Болт ухмыльнулся, благо могучая борода скрыла этот момент, и тут же спохватился, постарался принять как можно более беззаботный вид.

Это не его семья, в конце концов, хоть он и приходился Асе крестным.

Семья.

Нет. Его. Теперь это его семья. И Ася была не такая, какой хотела казаться. Он знал.

Падший ангел в прокопченном аду.

– Все, хорош портить праздник! Теперь мое желание, – торопливо выпалил Болт. – Мое желание… Пусть Полинка напишет мне письмо.

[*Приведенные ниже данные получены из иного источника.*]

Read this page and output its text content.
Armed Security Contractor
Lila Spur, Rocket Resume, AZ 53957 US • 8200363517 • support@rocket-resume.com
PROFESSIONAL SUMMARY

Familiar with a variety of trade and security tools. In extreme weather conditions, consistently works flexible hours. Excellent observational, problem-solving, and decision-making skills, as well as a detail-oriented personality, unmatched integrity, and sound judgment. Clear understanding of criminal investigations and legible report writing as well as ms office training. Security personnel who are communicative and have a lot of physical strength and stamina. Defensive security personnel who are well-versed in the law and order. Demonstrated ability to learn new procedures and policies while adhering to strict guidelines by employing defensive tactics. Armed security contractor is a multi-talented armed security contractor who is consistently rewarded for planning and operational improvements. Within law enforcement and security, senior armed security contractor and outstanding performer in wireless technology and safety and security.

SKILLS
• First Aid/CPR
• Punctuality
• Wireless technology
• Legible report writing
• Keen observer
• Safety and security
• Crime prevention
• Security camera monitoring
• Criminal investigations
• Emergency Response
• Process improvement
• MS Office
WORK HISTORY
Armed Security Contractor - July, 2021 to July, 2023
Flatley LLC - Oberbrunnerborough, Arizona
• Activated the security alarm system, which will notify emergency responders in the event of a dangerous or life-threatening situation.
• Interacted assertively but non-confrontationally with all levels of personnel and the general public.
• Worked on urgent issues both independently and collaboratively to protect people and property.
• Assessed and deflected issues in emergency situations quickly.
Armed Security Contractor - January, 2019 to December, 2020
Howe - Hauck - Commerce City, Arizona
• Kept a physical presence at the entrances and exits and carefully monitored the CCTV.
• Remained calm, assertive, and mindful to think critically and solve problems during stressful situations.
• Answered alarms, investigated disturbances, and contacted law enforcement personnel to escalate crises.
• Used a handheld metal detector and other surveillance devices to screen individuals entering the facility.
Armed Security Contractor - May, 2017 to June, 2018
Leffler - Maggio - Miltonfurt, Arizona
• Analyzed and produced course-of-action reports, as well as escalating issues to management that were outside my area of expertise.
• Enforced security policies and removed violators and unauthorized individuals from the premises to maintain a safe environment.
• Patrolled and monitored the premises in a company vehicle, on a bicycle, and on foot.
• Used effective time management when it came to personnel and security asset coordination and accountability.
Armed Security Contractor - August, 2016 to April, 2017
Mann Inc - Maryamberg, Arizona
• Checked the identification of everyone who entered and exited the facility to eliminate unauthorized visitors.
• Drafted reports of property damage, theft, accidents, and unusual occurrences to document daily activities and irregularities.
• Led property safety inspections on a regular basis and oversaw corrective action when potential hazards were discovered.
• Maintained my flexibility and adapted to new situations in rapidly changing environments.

В камере воцарилась мертвая тишина.

Калинин и Ася в изумлении переглянулись. Болт часто поморгал, нервно рассмеялся и сбивчиво заговорил, уставившись на внимательного пучеглазого сычика и не решаясь взять в руки кружку:

– Знаю, знаю, сам же видел, «скорую» вызывал… Но не могу смириться, просто не могу и не хочу, понимаете? До сих пор. Я иногда представляю себе, что они выжили. Что и «скорая» тогда успела, и Катастрофа не стала для них последним днем. И что Света просто не смогла больше жить в той квартире, взяла Полинку и переехала к моей маме переждать все это. Светка же сирота, а моя мама ее как дочь приняла, они так сроднились… И Полинка взрослая сейчас совсем…

Болт осекся, сглотнул и неловко закончил:

– И от мамы вестей не было… с самого последнего дня.

Яшка, внимательно слушавший его слова, вдруг вытянул шею и осторожно, еле слышно тюкнул клювом кружку.

В дверь громко стукнули, и Болт вздрогнул всем телом.